Kendi yüzlerini yırtıp parça parça ediyorlardı.
“Bunlar kimlerdir ?” Dedim,
Malik şöyle anlattı:
-Bunlar yalan yere şehadet edenlerdir. Koğuculuk yapıp söz gezdirenlerdir.
Bundan sonra bir alay kadınlar gördüm, bunların kimisini göğsünden asmışlar, kimisini de ayaklarından baş aşağı asmışlardı. Bunlar feryat ve sayha (Şiddetli ses çıkarma) atıp duruyorlardı.
-Bunlar kimlerdir? dedim, şöyle anlattı:
-Bunlar zina edenlerdir.Ayrıca bilerek çocuklarını düşürüp katil işi işleyenlerdir.
Bundan sonra bir alay adamlar gördüm. Bunlar kendi yanlarının etlerini koparıp ağızlarına koyuyorlardı. Yemeyip ağızların da gizliyorlardı.
Zebaniler onları,“Yiyin”diye zorlayıp, istemeyerek yediriyorlardı.Tekrar koparıp ağızlarına alıyorlardı. Zebaniler tekrar yemeleri için onları zorluyordu.
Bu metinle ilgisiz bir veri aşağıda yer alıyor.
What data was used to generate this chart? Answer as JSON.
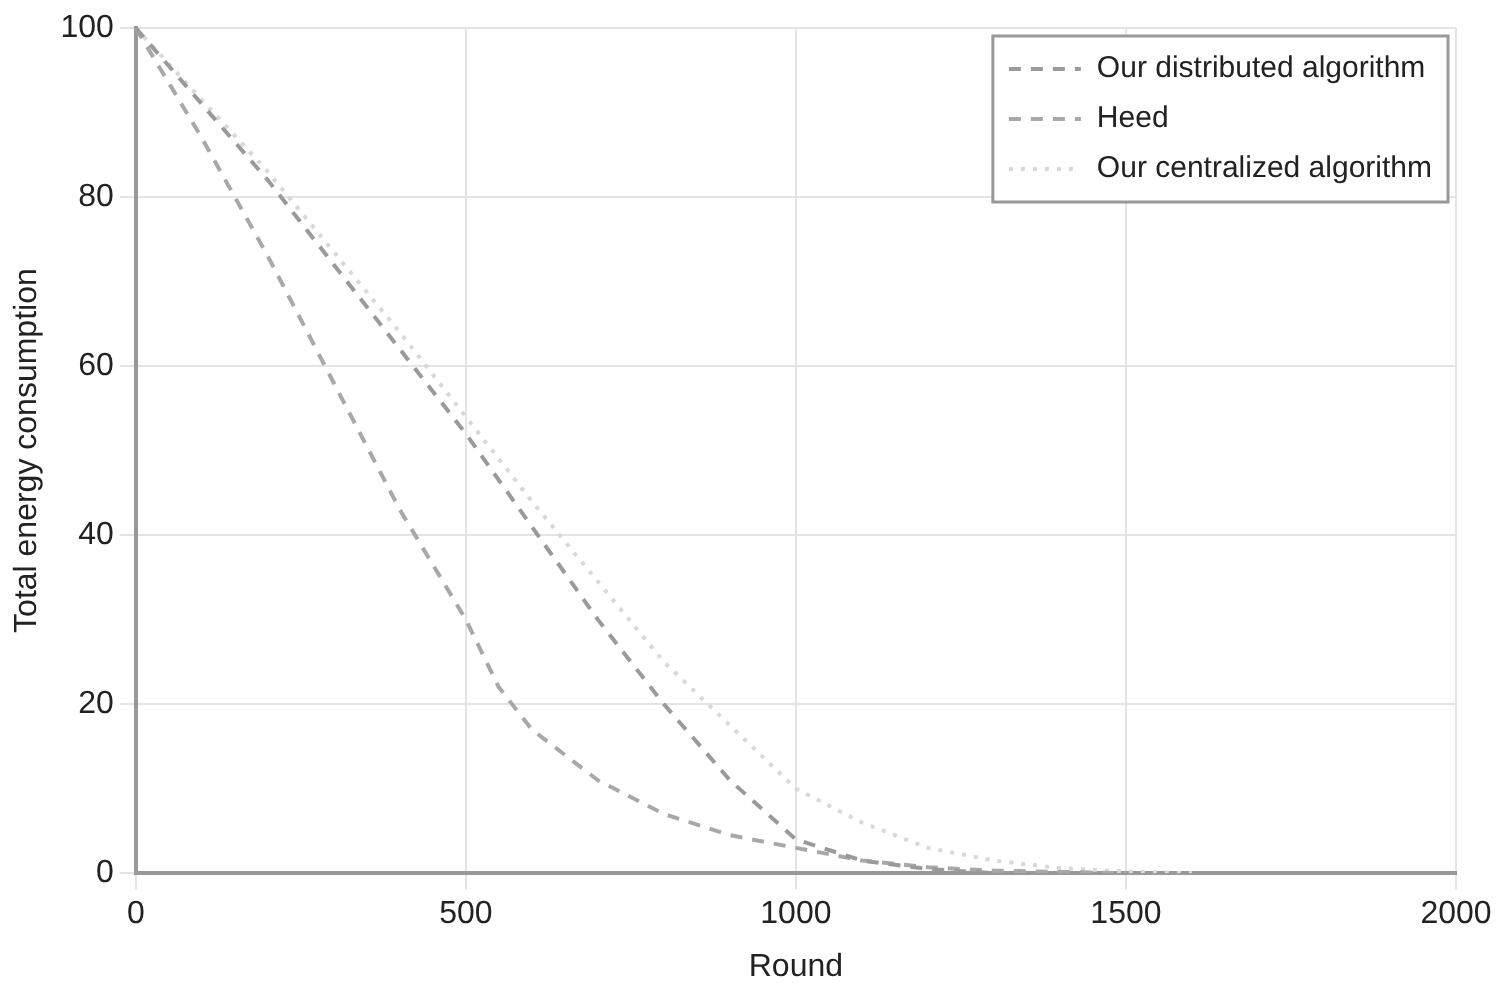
{
  "chart_data": {
    "type": "line",
    "xlabel": "Round",
    "ylabel": "Total energy consumption",
    "xlim": [
      0,
      2000
    ],
    "xticks": [
      0,
      500,
      1000,
      1500,
      2000
    ],
    "ylim": [
      0,
      100
    ],
    "yticks": [
      0,
      20,
      40,
      60,
      80,
      100
    ],
    "grid": true,
    "legend": "top right",
    "marker": "none",
    "series": [
      {
        "name": "Our distributed algorithm",
        "color": "#9a9a9a",
        "line_style": "dashed",
        "x": [
          0,
          100,
          200,
          300,
          400,
          500,
          600,
          700,
          800,
          900,
          1000,
          1100,
          1200,
          1300
        ],
        "values": [
          100,
          91,
          82,
          72,
          62,
          52,
          41,
          30,
          20,
          11,
          4,
          1.5,
          0.5,
          0
        ]
      },
      {
        "name": "Heed",
        "color": "#a8a8a8",
        "line_style": "dashed",
        "x": [
          0,
          100,
          200,
          300,
          400,
          500,
          550,
          600,
          700,
          800,
          900,
          1000,
          1100,
          1200,
          1300,
          1500
        ],
        "values": [
          100,
          87,
          73,
          58,
          43,
          30,
          22,
          17,
          11,
          7,
          4.5,
          3,
          1.5,
          0.7,
          0.3,
          0
        ]
      },
      {
        "name": "Our centralized algorithm",
        "color": "#d8d8d8",
        "line_style": "dotted",
        "x": [
          0,
          200,
          400,
          600,
          800,
          1000,
          1100,
          1200,
          1300,
          1400,
          1500,
          1600
        ],
        "values": [
          100,
          83,
          64,
          44,
          25,
          10,
          6,
          3,
          1.5,
          0.6,
          0.2,
          0
        ]
      }
    ]
  }
}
Bu şekilde onlara azap ediyorlardı.
-Bunlar kimlerdir ? diye sordum
Malik şöyle anlattı:
- Bunlar ümmetinizden şu kimselerdir ki; insanları yüzlerine karşı ayıplar zemmederler. (Kusurlarını açmak)
Ayrıca arkalarından kötüleyip gıybetlerini ederler.
Elleri dudakları kaşları ve gözleri ile işaret ederek insanları alaya alırlar.
Bundan sonra bir kavim gördüm ki; bunların cesetleri hınzıra, yüzleri de köpek yüzüne benziyordu.
Dübürlerinden ateş çıkıyordu.
Yılanlar ve akrepler onları sokuyor. Ellerini yiyorlardı
-Bunlar kimlerdir? Dedim.
Malik şöyle anlattı:
- Bunlar ümmetinizden namaz kılmayan, gusul etmeyen cenabet gezenlerdir.
Bundan sonra bir kavim daha gördüm, bunlar tam susadıklarından ötürü susuzluktan yanıp feryatla su istiyorlardı.
Onların bu isteklerine karşılık ateşten kadehlerle kaynar sular verilip, ‘İç’ diyerek zorlanıyorlardı.
Onlar bu kadehi ağızlarına yakın götürdükleri zaman o suyun şiddetli kaynamasından yüzlerinin etleri pişip kadehin içine dökülüyordu.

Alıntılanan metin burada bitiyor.